The case was refiled as O'Toole vs. Cuomo. In 2013, a settlement was reached that required New York State to provide a multi-step, five-year process to transfer potentially over 4,000 adults with mental illness to supported apartments from adult homes.
The first step in this process is “in-reach,” during which housing contractors send representatives into adult homes to ask residents if they want to be assessed. Only about half of the 4,000 class members have expressed a desire to be assessed, largely because of poor “in-reach” and adult home practices that inhibit free discussion, such as lack of privacy to speak with in-reach workers.
Assessment is the second step. Although there are delays at each step, and the State of New York is performing poorly throughout the process, the most significant and alarming delay is at assessment. Because the State has neglected to enforce its contract with Transitional Services for New York, Inc. (TSI), a backlog of over 800 people waiting for assessment has persisted for more than a year. Of the 2,200 adult home residents who have expressed interest in moving to supported housing, approximately 500 residents have actually moved to community apartments over the past three years. A large part of the delay seems to be due to the insufficient staffing of the evaluation team. TSI employs only four people to conduct evaluations of adult home residents who wish to move into apartments in the community.
Both the assessment of a resident and a resident’s Human Resources Administration (HRA) approval (the third step) expire after twelve months. For some residents, there are issues that are never resolved such as assessment discrepancies resulting in either the assessment or the HRA approval timing out. This forces the resident to re-initiate the transition process after they have been expecting to move for at least a year.
The last steps in the transition process are housing contractor referrals and interviews, apartment viewing, apartment selection, moving to an apartment, and coordinating the appropriate services to help each resident to succeed in the community. These steps are conducted poorly as well, with residents often lacking services when they move.
The multistep process is bad. Yet bad has become worse. Over the past two years, more than 1,000 people with serious mental illness have been newly admitted into the impacted adult homes, contrary to the State’s unenforced regulations prohibiting such admissions.

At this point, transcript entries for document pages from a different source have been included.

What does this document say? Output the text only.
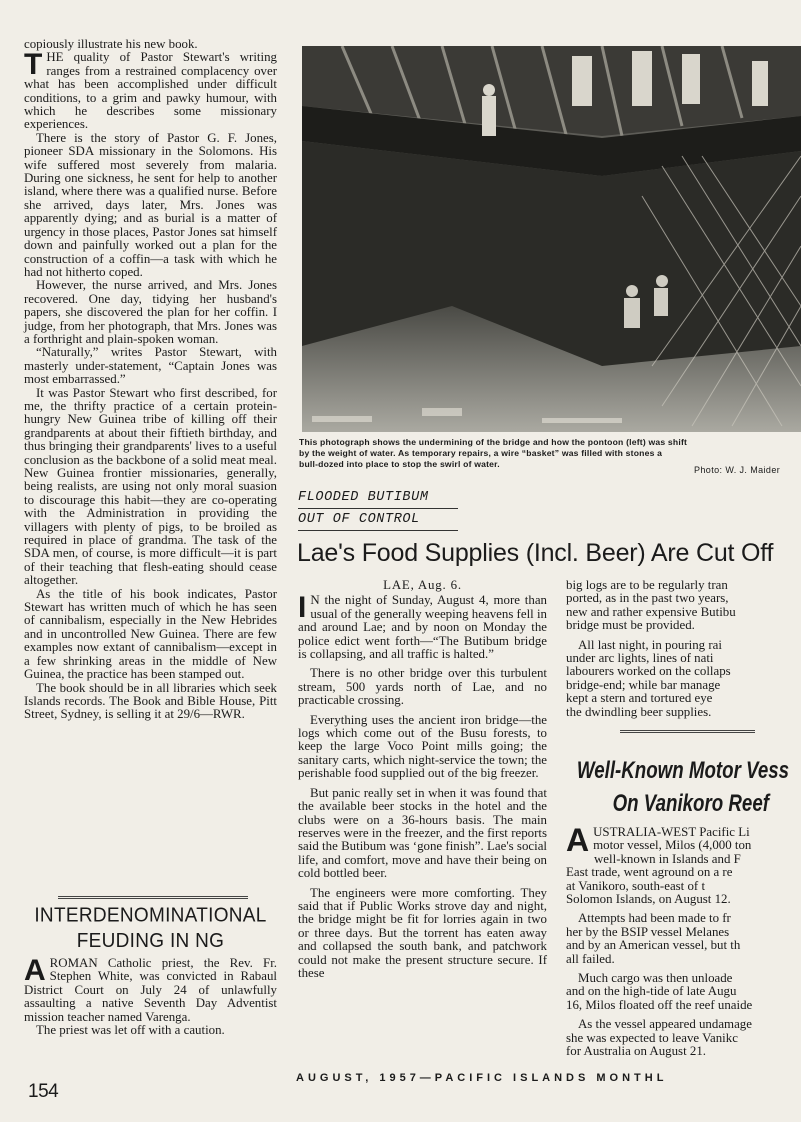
copiously illustrate his new book.

THE quality of Pastor Stewart's writing ranges from a restrained complacency over what has been accomplished under difficult conditions, to a grim and pawky humour, with which he describes some missionary experiences.

There is the story of Pastor G. F. Jones, pioneer SDA missionary in the Solomons. His wife suffered most severely from malaria. During one sickness, he sent for help to another island, where there was a qualified nurse. Before she arrived, days later, Mrs. Jones was apparently dying; and as burial is a matter of urgency in those places, Pastor Jones sat himself down and painfully worked out a plan for the construction of a coffin—a task with which he had not hitherto coped.

However, the nurse arrived, and Mrs. Jones recovered. One day, tidying her husband's papers, she discovered the plan for her coffin. I judge, from her photograph, that Mrs. Jones was a forthright and plain-spoken woman.

“Naturally,” writes Pastor Stewart, with masterly under-statement, “Captain Jones was most embarrassed.”

It was Pastor Stewart who first described, for me, the thrifty practice of a certain protein-hungry New Guinea tribe of killing off their grandparents at about their fiftieth birthday, and thus bringing their grandparents' lives to a useful conclusion as the backbone of a solid meat meal. New Guinea frontier missionaries, generally, being realists, are using not only moral suasion to discourage this habit—they are co-operating with the Administration in providing the villagers with plenty of pigs, to be broiled as required in place of grandma. The task of the SDA men, of course, is more difficult—it is part of their teaching that flesh-eating should cease altogether.

As the title of his book indicates, Pastor Stewart has written much of which he has seen of cannibalism, especially in the New Hebrides and in uncontrolled New Guinea. There are few examples now extant of cannibalism—except in a few shrinking areas in the middle of New Guinea, the practice has been stamped out.

The book should be in all libraries which seek Islands records. The Book and Bible House, Pitt Street, Sydney, is selling it at 29/6—RWR.

INTERDENOMINATIONAL
FEUDING IN NG

AROMAN Catholic priest, the Rev. Fr. Stephen White, was convicted in Rabaul District Court on July 24 of unlawfully assaulting a native Seventh Day Adventist mission teacher named Varenga.

The priest was let off with a caution.

This photograph shows the undermining of the bridge and how the pontoon (left) was shift
by the weight of water. As temporary repairs, a wire “basket” was filled with stones a
bull-dozed into place to stop the swirl of water.
Photo: W. J. Maider
FLOODED BUTIBUM
OUT OF CONTROL
Lae's Food Supplies (Incl. Beer) Are Cut Off

LAE, Aug. 6.

I N the night of Sunday, August 4, more than usual of the generally weeping heavens fell in and around Lae; and by noon on Monday the police edict went forth—“The Butibum bridge is collapsing, and all traffic is halted.”

There is no other bridge over this turbulent stream, 500 yards north of Lae, and no practicable crossing.

Everything uses the ancient iron bridge—the logs which come out of the Busu forests, to keep the large Voco Point mills going; the sanitary carts, which night-service the town; the perishable food supplied out of the big freezer.

But panic really set in when it was found that the available beer stocks in the hotel and the clubs were on a 36-hours basis. The main reserves were in the freezer, and the first reports said the Butibum was ‘gone finish”. Lae's social life, and comfort, move and have their being on cold bottled beer.

The engineers were more comforting. They said that if Public Works strove day and night, the bridge might be fit for lorries again in two or three days. But the torrent has eaten away and collapsed the south bank, and patchwork could not make the present structure secure. If these

big logs are to be regularly tran
ported, as in the past two years,
new and rather expensive Butibu
bridge must be provided.
All last night, in pouring rai
under arc lights, lines of nati
labourers worked on the collaps
bridge-end; while bar manage
kept a stern and tortured eye
the dwindling beer supplies.
Well-Known Motor Vess
On Vanikoro Reef
A USTRALIA-WEST Pacific Li
motor vessel, Milos (4,000 ton
well-known in Islands and F
East trade, went aground on a re
at Vanikoro, south-east of t
Solomon Islands, on August 12.
Attempts had been made to fr
her by the BSIP vessel Melanes
and by an American vessel, but th
all failed.
Much cargo was then unloade
and on the high-tide of late Augu
16, Milos floated off the reef unaide
As the vessel appeared undamage
she was expected to leave Vanikc
for Australia on August 21.
154
AUGUST, 1957—PACIFIC ISLANDS MONTHL
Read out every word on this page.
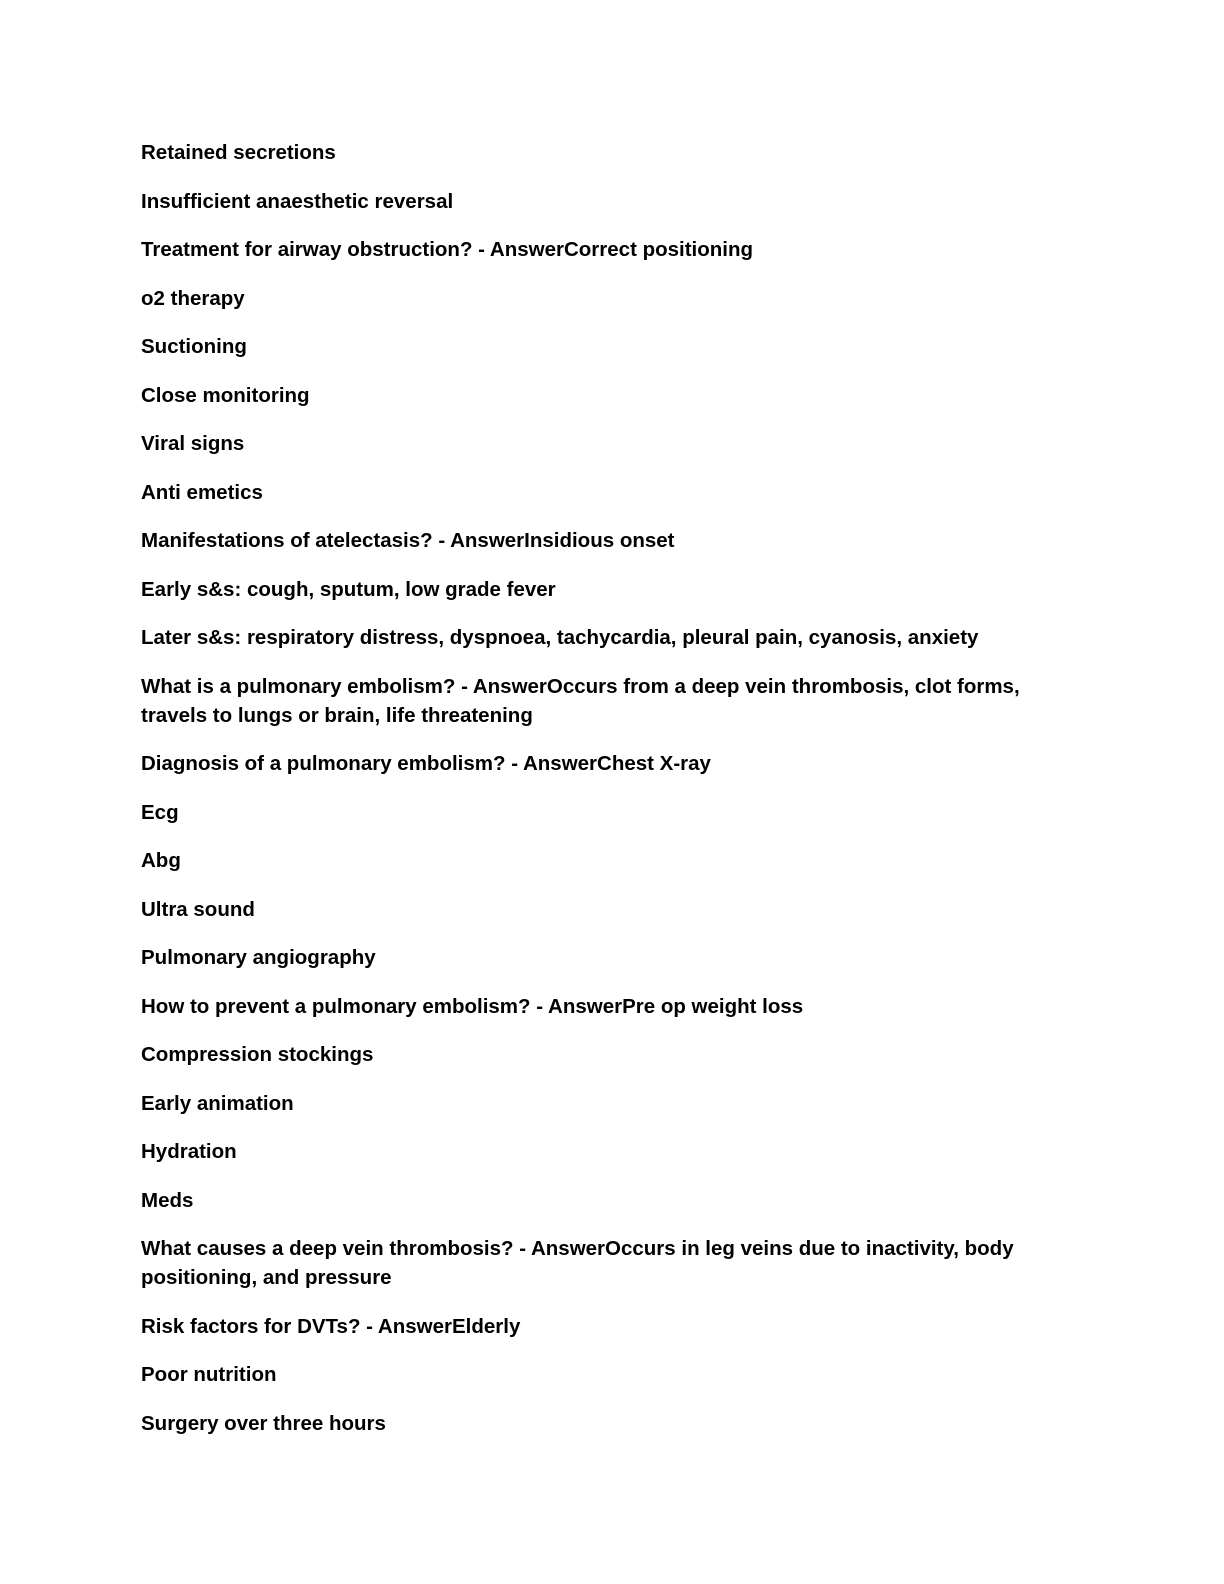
Retained secretions

Insufficient anaesthetic reversal

Treatment for airway obstruction? - AnswerCorrect positioning

o2 therapy

Suctioning

Close monitoring

Viral signs

Anti emetics

Manifestations of atelectasis? - AnswerInsidious onset

Early s&s: cough, sputum, low grade fever

Later s&s: respiratory distress, dyspnoea, tachycardia, pleural pain, cyanosis, anxiety

What is a pulmonary embolism? - AnswerOccurs from a deep vein thrombosis, clot forms, travels to lungs or brain, life threatening

Diagnosis of a pulmonary embolism? - AnswerChest X-ray

Ecg

Abg

Ultra sound

Pulmonary angiography

How to prevent a pulmonary embolism? - AnswerPre op weight loss

Compression stockings

Early animation

Hydration

Meds

What causes a deep vein thrombosis? - AnswerOccurs in leg veins due to inactivity, body positioning, and pressure

Risk factors for DVTs? - AnswerElderly

Poor nutrition

Surgery over three hours
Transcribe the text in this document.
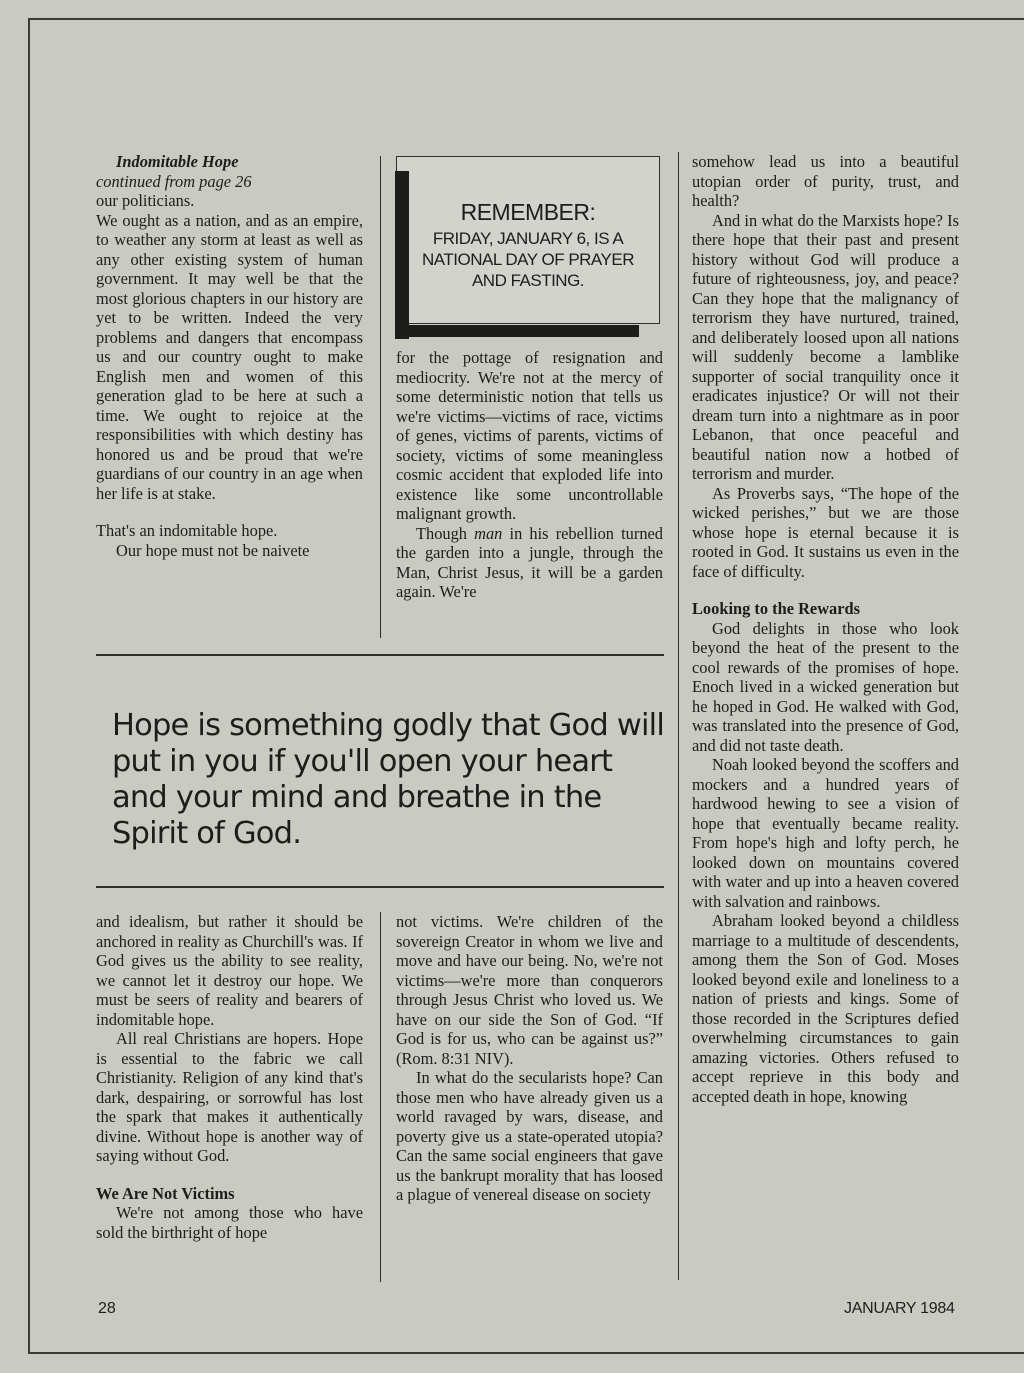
Indomitable Hope
continued from page 26

our politicians.

We ought as a nation, and as an empire, to weather any storm at least as well as any other existing system of human government. It may well be that the most glorious chapters in our history are yet to be written. Indeed the very problems and dangers that encompass us and our country ought to make English men and women of this generation glad to be here at such a time. We ought to rejoice at the responsibilities with which destiny has honored us and be proud that we're guardians of our country in an age when her life is at stake.

That's an indomitable hope.

Our hope must not be naivete

REMEMBER:

FRIDAY, JANUARY 6, IS A NATIONAL DAY OF PRAYER AND FASTING.

for the pottage of resignation and mediocrity. We're not at the mercy of some deterministic notion that tells us we're victims—victims of race, victims of genes, victims of parents, victims of society, victims of some meaningless cosmic accident that exploded life into existence like some uncontrollable malignant growth.

Though man in his rebellion turned the garden into a jungle, through the Man, Christ Jesus, it will be a garden again. We're

somehow lead us into a beautiful utopian order of purity, trust, and health?

And in what do the Marxists hope? Is there hope that their past and present history without God will produce a future of righteousness, joy, and peace? Can they hope that the malignancy of terrorism they have nurtured, trained, and deliberately loosed upon all nations will suddenly become a lamblike supporter of social tranquility once it eradicates injustice? Or will not their dream turn into a nightmare as in poor Lebanon, that once peaceful and beautiful nation now a hotbed of terrorism and murder.

As Proverbs says, “The hope of the wicked perishes,” but we are those whose hope is eternal because it is rooted in God. It sustains us even in the face of difficulty.

Looking to the Rewards

God delights in those who look beyond the heat of the present to the cool rewards of the promises of hope. Enoch lived in a wicked generation but he hoped in God. He walked with God, was translated into the presence of God, and did not taste death.

Noah looked beyond the scoffers and mockers and a hundred years of hardwood hewing to see a vision of hope that eventually became reality. From hope's high and lofty perch, he looked down on mountains covered with water and up into a heaven covered with salvation and rainbows.

Abraham looked beyond a childless marriage to a multitude of descendents, among them the Son of God. Moses looked beyond exile and loneliness to a nation of priests and kings. Some of those recorded in the Scriptures defied overwhelming circumstances to gain amazing victories. Others refused to accept reprieve in this body and accepted death in hope, knowing

Hope is something godly that God will put in you if you'll open your heart and your mind and breathe in the Spirit of God.

and idealism, but rather it should be anchored in reality as Churchill's was. If God gives us the ability to see reality, we cannot let it destroy our hope. We must be seers of reality and bearers of indomitable hope.

All real Christians are hopers. Hope is essential to the fabric we call Christianity. Religion of any kind that's dark, despairing, or sorrowful has lost the spark that makes it authentically divine. Without hope is another way of saying without God.

We Are Not Victims

We're not among those who have sold the birthright of hope

not victims. We're children of the sovereign Creator in whom we live and move and have our being. No, we're not victims—we're more than conquerors through Jesus Christ who loved us. We have on our side the Son of God. “If God is for us, who can be against us?” (Rom. 8:31 NIV).

In what do the secularists hope? Can those men who have already given us a world ravaged by wars, disease, and poverty give us a state-operated utopia? Can the same social engineers that gave us the bankrupt morality that has loosed a plague of venereal disease on society

28	JANUARY 1984
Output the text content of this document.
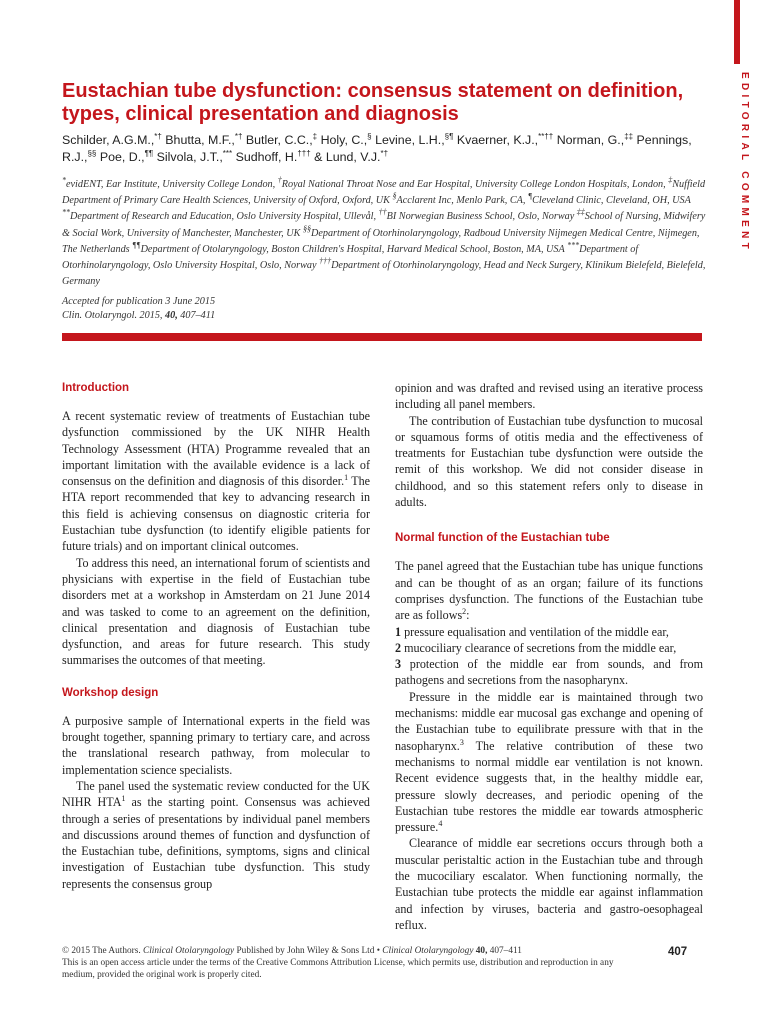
EDITORIAL COMMENT
Eustachian tube dysfunction: consensus statement on definition, types, clinical presentation and diagnosis
Schilder, A.G.M.,*† Bhutta, M.F.,*† Butler, C.C.,‡ Holy, C.,§ Levine, L.H.,§¶ Kvaerner, K.J.,**†† Norman, G.,‡‡ Pennings, R.J.,§§ Poe, D.,¶¶ Silvola, J.T.,*** Sudhoff, H.††† & Lund, V.J.*†
*evidENT, Ear Institute, University College London, †Royal National Throat Nose and Ear Hospital, University College London Hospitals, London, ‡Nuffield Department of Primary Care Health Sciences, University of Oxford, Oxford, UK §Acclarent Inc, Menlo Park, CA, ¶Cleveland Clinic, Cleveland, OH, USA **Department of Research and Education, Oslo University Hospital, Ullevål, ††BI Norwegian Business School, Oslo, Norway ‡‡School of Nursing, Midwifery & Social Work, University of Manchester, Manchester, UK §§Department of Otorhinolaryngology, Radboud University Nijmegen Medical Centre, Nijmegen, The Netherlands ¶¶Department of Otolaryngology, Boston Children's Hospital, Harvard Medical School, Boston, MA, USA ***Department of Otorhinolaryngology, Oslo University Hospital, Oslo, Norway †††Department of Otorhinolaryngology, Head and Neck Surgery, Klinikum Bielefeld, Bielefeld, Germany
Accepted for publication 3 June 2015
Clin. Otolaryngol. 2015, 40, 407–411
Introduction

A recent systematic review of treatments of Eustachian tube dysfunction commissioned by the UK NIHR Health Technology Assessment (HTA) Programme revealed that an important limitation with the available evidence is a lack of consensus on the definition and diagnosis of this disorder.$^1$ The HTA report recommended that key to advancing research in this field is achieving consensus on diagnostic criteria for Eustachian tube dysfunction (to identify eligible patients for future trials) and on important clinical outcomes.

To address this need, an international forum of scientists and physicians with expertise in the field of Eustachian tube disorders met at a workshop in Amsterdam on 21 June 2014 and was tasked to come to an agreement on the definition, clinical presentation and diagnosis of Eustachian tube dysfunction, and areas for future research. This study summarises the outcomes of that meeting.

Workshop design

A purposive sample of International experts in the field was brought together, spanning primary to tertiary care, and across the translational research pathway, from molecular to implementation science specialists.

The panel used the systematic review conducted for the UK NIHR HTA$^1$ as the starting point. Consensus was achieved through a series of presentations by individual panel members and discussions around themes of function and dysfunction of the Eustachian tube, definitions, symptoms, signs and clinical investigation of Eustachian tube dysfunction. This study represents the consensus group

opinion and was drafted and revised using an iterative process including all panel members.

The contribution of Eustachian tube dysfunction to mucosal or squamous forms of otitis media and the effectiveness of treatments for Eustachian tube dysfunction were outside the remit of this workshop. We did not consider disease in childhood, and so this statement refers only to disease in adults.

Normal function of the Eustachian tube

The panel agreed that the Eustachian tube has unique functions and can be thought of as an organ; failure of its functions comprises dysfunction. The functions of the Eustachian tube are as follows$^2$:

1 pressure equalisation and ventilation of the middle ear,

2 mucociliary clearance of secretions from the middle ear,

3 protection of the middle ear from sounds, and from pathogens and secretions from the nasopharynx.

Pressure in the middle ear is maintained through two mechanisms: middle ear mucosal gas exchange and opening of the Eustachian tube to equilibrate pressure with that in the nasopharynx.$^3$ The relative contribution of these two mechanisms to normal middle ear ventilation is not known. Recent evidence suggests that, in the healthy middle ear, pressure slowly decreases, and periodic opening of the Eustachian tube restores the middle ear towards atmospheric pressure.$^4$

Clearance of middle ear secretions occurs through both a muscular peristaltic action in the Eustachian tube and through the mucociliary escalator. When functioning normally, the Eustachian tube protects the middle ear against inflammation and infection by viruses, bacteria and gastro-oesophageal reflux.

© 2015 The Authors. Clinical Otolaryngology Published by John Wiley & Sons Ltd • Clinical Otolaryngology 40, 407–411
This is an open access article under the terms of the Creative Commons Attribution License, which permits use, distribution and reproduction in any medium, provided the original work is properly cited.
407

In February 2017, a complex legal situation arose when the State colluded with the adult home industry to challenge the regulations for, and ultimately undo, the settlement.
On March 22nd, the Coalition of Institutionalized Aged and Disabled (CIAD) spoke out in Albany against all this. This group of residents and allies works to advocate for the 5,000 residents trapped in adult homes. Simultaneously, plaintiffs’ counsel took legal action seeking to uphold the settlement.
Recently, in the comfort of my supported apartment, on my own couch, I watched a newsflash about NYC schoolchildren being fed rancid school lunches and the ensuing outrage. For years as an adult home resident I had no couch on which to sit and had to eat the rancid food served. Last night I cooked myself fresh chicken soup because I felt like it, all the while wondering: Where is the outrage concerning how adult home residents are made to suffer; about how I was made to suffer? Adult home residents, for the most part, are not viewed as the people we are; rather, adult home owners see us as objects that are mere conduits for profit. Most others don’t see us at all.